Written by Rosalie T. Turner and endorsed by important societal figures including Alma (Mrs. Colin) Powell and former Mississippi Governor William Winter, ‘March With Me’ calls on the civil rights movement of the past to inspire bold discussion about America’s current and future racial issues.
Birmingham, AL -- (SBWIRE) -- 09/05/2013 -- As the United States marks the 50th anniversary of The Children’s March and the March on Washington, the world is reminded of the sacrifices that were made to get to the Civil Rights Legislation of 1964.
However, thousands of grassroots acts both good and bad were also pivotal in the nation’s efforts for racial equality. Many of us have vivid memories of the bombing of the 16th Street Baptist Church that killed four girls in Birmingham, which also took place exactly fifty years ago. While the nation remembers how its country moved forward, a compelling new book by Turner is kick-starting a much-needed debate about issues that still remain unsolved..
‘March With Me’ fuses an engaging narrative with a timeless reminder that racial equality is far from gospel.
Like a tornado, the civil rights movement struck Birmingham, Alabama in the spring of 1963. In this coming of age novel, two girls, one black and one white, enter into the pain and prejudice of segregation in different ways.
March With Me brings the reader into the separate culture of the south. The girls mature and pursue the same profession until one fateful day when a force of nature sweeps in and rearranges their lives.
As the author explains, now is the time to read her novel and engage in vital debate.
“It is an ideal time to look at what life was like for blacks and whites in the 1960s, to see how far we have come, and to consider how far we still have to go. This is an important book for all Americans, both white and black,” says Turner.
Continuing, “I have seen across the entire country that while people of different races are integrated, they still miss being connected on a deeper level. In order to make that connection a certain measure of reconciliation must occur.”
Since its release, the book has garnered a consistent string of rave reviews and celebrated endorsements.
“This is a compelling narrative of a crucial period in our Nation's History. Let us never forget those brave young people who changed the country and the world, “says Alma (Mrs. Colin) Powell, whose father, R.C. Johnson, was principal of Birmingham’s Parker High School during the Civil Rights Movement.

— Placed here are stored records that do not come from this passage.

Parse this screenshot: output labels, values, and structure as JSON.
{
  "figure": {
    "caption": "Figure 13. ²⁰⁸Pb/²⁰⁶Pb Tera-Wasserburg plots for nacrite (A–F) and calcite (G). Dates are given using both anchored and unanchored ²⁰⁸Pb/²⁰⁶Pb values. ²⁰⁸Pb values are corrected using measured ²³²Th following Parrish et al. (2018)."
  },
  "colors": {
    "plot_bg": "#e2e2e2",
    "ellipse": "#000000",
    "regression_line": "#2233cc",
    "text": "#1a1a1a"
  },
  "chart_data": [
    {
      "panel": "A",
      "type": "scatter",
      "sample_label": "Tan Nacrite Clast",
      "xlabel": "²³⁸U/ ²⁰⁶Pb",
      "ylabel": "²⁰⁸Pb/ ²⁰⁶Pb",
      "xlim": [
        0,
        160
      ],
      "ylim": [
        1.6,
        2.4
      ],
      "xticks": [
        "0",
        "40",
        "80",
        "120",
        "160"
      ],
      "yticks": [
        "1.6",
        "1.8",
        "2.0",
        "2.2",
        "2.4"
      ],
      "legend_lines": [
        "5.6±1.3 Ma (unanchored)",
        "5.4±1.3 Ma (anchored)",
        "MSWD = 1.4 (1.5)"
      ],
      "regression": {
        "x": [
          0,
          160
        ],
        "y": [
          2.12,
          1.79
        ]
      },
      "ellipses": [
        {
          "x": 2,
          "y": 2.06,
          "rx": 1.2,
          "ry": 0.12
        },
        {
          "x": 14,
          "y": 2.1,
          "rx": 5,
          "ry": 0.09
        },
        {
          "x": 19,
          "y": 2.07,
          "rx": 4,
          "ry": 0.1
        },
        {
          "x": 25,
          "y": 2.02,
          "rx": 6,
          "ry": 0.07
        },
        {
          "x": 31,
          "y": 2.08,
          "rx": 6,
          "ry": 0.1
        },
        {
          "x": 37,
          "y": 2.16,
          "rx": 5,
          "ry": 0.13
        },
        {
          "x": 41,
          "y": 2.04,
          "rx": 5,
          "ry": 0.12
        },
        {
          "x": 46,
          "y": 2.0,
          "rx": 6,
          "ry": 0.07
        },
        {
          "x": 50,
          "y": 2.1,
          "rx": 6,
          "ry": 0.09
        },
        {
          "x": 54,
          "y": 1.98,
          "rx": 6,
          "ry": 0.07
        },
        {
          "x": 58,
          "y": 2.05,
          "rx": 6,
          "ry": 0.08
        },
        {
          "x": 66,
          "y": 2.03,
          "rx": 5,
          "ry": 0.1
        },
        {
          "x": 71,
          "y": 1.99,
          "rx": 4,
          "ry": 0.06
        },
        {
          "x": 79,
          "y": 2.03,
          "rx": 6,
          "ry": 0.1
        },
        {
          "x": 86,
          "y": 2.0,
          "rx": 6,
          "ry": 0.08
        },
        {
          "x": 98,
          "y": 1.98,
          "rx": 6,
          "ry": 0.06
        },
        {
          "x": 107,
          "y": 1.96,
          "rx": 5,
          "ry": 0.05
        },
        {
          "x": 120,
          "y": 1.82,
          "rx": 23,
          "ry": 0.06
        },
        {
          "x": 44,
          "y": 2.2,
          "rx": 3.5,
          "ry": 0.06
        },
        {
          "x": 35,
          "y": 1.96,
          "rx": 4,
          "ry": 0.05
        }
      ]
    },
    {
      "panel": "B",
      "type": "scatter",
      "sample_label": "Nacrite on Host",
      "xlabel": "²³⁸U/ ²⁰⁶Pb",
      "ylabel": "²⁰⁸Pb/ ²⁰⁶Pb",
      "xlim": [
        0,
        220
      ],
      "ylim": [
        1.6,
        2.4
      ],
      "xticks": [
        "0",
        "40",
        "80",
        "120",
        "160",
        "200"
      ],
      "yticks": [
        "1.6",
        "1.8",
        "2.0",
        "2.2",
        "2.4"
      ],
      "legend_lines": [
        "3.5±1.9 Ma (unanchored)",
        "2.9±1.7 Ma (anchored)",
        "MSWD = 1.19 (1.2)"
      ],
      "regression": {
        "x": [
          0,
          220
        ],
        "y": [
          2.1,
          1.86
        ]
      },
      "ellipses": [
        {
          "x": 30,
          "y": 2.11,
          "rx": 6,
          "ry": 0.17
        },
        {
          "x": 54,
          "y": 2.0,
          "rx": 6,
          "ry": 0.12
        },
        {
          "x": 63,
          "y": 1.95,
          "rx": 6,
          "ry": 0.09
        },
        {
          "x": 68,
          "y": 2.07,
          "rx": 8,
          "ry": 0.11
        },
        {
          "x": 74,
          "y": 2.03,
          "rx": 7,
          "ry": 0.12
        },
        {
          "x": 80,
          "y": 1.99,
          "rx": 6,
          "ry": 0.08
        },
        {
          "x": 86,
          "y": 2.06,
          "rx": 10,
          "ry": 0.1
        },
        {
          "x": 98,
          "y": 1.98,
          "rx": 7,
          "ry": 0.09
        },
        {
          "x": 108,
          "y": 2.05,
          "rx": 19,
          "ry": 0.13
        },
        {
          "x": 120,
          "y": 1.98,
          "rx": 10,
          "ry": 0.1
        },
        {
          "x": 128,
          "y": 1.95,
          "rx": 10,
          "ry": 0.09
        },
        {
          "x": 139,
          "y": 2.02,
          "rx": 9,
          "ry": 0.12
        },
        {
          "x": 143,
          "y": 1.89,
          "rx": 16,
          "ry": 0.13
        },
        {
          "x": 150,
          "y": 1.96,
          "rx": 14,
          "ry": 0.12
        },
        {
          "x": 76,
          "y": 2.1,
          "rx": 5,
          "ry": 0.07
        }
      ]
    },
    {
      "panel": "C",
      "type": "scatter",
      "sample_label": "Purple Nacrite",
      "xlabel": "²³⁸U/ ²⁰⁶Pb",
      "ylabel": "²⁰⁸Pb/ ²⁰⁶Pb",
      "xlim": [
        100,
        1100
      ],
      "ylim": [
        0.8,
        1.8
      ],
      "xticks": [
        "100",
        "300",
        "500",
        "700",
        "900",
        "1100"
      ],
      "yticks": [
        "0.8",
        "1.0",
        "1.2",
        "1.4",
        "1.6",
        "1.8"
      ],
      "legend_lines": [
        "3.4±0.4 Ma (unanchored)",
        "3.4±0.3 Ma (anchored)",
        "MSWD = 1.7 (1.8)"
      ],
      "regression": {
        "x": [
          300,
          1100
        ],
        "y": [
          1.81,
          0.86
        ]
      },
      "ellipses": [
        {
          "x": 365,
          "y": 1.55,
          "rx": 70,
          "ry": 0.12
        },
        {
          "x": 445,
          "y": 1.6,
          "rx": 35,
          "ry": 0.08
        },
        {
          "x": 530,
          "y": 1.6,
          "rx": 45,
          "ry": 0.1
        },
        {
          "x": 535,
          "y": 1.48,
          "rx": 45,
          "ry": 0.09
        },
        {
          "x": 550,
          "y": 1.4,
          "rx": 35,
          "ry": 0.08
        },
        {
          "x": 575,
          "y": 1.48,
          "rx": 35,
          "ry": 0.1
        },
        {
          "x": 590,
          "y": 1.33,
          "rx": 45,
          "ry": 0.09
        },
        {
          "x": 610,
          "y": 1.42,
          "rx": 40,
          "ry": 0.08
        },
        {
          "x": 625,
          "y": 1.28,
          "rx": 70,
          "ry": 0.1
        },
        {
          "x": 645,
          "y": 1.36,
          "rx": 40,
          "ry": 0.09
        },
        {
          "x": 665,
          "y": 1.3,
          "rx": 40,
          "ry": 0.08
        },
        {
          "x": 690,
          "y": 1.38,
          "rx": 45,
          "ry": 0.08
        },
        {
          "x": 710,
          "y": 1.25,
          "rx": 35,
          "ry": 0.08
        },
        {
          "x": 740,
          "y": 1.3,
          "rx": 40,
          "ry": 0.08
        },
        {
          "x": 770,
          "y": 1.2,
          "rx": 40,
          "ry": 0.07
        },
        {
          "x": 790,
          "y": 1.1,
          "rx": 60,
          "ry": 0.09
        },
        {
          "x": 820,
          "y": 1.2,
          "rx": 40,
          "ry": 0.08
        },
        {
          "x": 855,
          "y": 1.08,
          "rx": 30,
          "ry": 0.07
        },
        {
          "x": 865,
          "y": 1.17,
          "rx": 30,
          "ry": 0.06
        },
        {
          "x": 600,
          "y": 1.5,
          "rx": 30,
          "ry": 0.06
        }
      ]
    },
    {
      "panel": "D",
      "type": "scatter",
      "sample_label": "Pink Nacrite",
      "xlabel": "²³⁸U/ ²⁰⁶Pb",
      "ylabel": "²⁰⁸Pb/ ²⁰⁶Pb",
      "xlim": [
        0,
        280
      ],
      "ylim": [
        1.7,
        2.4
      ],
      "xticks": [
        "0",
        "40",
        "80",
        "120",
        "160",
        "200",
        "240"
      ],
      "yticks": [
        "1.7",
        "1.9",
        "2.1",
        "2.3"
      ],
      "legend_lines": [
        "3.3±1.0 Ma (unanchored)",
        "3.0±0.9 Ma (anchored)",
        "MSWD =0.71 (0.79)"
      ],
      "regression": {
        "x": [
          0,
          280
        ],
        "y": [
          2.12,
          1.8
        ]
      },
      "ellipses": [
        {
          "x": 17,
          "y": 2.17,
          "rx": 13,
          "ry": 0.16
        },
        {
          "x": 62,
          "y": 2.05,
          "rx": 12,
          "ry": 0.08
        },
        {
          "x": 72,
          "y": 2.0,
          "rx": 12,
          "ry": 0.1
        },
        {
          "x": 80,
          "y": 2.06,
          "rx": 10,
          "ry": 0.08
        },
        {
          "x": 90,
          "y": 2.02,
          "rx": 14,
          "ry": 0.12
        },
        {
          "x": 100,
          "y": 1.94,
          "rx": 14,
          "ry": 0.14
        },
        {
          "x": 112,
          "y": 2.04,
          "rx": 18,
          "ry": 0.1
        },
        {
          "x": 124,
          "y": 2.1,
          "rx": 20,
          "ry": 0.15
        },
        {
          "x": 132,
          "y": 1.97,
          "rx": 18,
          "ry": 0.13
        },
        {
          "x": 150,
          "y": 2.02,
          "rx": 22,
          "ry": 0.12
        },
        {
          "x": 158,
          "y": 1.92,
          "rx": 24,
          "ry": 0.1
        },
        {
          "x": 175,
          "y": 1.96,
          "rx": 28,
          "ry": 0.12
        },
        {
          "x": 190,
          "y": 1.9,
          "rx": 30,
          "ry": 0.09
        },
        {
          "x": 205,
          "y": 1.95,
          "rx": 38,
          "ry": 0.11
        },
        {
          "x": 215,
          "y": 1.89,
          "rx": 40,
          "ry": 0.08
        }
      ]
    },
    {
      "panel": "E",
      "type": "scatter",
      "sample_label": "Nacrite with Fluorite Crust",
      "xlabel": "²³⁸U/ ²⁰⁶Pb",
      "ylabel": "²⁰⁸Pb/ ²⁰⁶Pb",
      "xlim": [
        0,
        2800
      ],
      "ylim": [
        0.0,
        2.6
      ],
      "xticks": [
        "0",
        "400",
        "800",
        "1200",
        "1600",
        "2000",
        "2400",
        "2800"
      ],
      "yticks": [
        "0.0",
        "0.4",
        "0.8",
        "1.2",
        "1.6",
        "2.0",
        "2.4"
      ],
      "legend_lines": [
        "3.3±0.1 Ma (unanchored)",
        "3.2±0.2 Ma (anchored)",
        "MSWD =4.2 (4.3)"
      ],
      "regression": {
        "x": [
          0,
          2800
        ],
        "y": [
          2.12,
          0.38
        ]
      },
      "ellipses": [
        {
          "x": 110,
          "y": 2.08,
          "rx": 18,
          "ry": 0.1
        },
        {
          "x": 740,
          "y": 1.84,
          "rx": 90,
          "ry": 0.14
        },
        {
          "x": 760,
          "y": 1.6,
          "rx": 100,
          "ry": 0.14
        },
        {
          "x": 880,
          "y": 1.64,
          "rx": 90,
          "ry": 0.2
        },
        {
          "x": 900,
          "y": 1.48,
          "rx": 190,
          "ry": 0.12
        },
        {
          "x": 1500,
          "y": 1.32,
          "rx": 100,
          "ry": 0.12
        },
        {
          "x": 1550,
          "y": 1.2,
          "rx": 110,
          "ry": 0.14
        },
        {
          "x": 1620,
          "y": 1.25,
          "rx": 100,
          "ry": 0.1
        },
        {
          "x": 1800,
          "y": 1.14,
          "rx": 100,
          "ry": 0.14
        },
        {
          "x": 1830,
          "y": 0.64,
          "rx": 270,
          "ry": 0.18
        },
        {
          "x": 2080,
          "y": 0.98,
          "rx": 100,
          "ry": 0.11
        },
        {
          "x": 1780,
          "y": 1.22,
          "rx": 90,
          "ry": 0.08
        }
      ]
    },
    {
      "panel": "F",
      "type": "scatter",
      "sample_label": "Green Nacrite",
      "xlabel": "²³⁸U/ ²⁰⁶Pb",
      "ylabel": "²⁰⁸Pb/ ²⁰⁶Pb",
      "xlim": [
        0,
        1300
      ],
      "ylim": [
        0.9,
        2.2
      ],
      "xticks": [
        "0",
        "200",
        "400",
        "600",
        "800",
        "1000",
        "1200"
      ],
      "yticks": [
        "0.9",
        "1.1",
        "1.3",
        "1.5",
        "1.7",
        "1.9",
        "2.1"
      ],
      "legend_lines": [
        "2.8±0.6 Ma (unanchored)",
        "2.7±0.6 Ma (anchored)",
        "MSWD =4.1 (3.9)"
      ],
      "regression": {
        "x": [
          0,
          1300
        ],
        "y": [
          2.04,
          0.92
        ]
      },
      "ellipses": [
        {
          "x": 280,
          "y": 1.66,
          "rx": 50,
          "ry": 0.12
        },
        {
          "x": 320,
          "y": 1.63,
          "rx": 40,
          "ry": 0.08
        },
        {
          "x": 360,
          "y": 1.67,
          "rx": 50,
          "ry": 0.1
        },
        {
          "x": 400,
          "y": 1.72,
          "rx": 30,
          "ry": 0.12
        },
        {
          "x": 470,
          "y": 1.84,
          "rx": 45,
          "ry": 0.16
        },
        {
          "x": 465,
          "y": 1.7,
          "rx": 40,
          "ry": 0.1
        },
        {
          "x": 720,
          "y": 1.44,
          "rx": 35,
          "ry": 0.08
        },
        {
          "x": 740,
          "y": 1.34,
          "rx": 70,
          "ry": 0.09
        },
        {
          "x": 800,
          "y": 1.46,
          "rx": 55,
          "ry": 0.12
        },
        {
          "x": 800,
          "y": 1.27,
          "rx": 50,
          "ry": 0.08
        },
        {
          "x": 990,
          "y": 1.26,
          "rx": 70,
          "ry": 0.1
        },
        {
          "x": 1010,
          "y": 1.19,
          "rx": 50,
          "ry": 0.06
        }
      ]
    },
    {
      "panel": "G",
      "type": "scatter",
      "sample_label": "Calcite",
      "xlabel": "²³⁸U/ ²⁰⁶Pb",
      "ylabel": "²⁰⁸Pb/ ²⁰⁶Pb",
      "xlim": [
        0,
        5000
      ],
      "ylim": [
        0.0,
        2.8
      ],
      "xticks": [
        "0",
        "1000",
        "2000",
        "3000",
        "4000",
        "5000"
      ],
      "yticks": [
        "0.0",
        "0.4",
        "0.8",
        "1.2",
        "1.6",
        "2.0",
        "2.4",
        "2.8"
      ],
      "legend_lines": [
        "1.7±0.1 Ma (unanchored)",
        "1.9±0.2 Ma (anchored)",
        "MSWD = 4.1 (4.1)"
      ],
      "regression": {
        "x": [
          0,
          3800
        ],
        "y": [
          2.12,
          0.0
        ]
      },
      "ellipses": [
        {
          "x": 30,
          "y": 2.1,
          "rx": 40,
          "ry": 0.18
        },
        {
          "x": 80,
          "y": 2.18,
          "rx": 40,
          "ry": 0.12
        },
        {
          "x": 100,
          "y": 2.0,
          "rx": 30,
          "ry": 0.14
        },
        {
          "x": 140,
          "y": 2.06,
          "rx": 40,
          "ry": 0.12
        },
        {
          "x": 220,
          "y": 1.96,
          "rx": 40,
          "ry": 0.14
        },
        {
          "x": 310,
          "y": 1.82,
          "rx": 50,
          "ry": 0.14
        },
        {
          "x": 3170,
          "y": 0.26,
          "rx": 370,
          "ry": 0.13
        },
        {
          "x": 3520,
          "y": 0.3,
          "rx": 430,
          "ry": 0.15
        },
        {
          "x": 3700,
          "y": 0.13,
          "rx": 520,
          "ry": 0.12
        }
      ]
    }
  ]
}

Former Mississippi Governor, William Winter, was equally as impressed. He adds, “In writing this moving and meaningful volume Rosalie Turner has made a significant contribution to the cause of racial reconciliation in our country. With an understanding that has come from her own personal experiences and relationships and her deeply felt commitment to racial justice and healing, she is especially equipped to write this book. It will give everyone who reads it a more enlightened perspective on race relations in America.”
Providing a poignant reminder of the past and empowering Americans to take positive action for the future, Turner’s novel is a powerful read for readers young and old, white and black.
‘March With Me’, published by Cypress Creek Publishing, is available now: http://amzn.to/18oXYvv
For more information, visit the author’s official website: http://www.rosalieturner.com/
About Rosalie T. Turner
Award-winning author, Rosalie T. Turner, has been writing for over 30 years. She currently divides her time between Angel Fire, New Mexico and Birmingham, Alabama. Her book, Sisters of Valor, recently received the Military Writers Society of America Bronze Award for Fiction.
Rosalie is a graduate of Mary Washington College, which at that time was the women's college of UVA. She has worked as a juvenile probation officer and as a Director of Christian Education. Rosalie was fortunate to be a stay-at-home mom but worked through volunteer activities, including Headstart Program, Habitat for Humanity, a jail ministry, teaching adult literacy and English as a Second Language, and tutoring in the inner city.
While in Jacksonville, FL, she received the JC Penney Award for establishing a summer reading program in the inner city. Rosalie has always been very active in their church wherever they lived; they've moved seventeen times due to her husband's career.
She is married to Frank Turner, and they are celebrating their 50th anniversary. The Turners have two sons, Kile who with his wife Sara (both attorneys) have six children, and Joel, a former Marine, now a policeman, who lives in North Carolina. They lost a third son to leukemia when he was ten years old.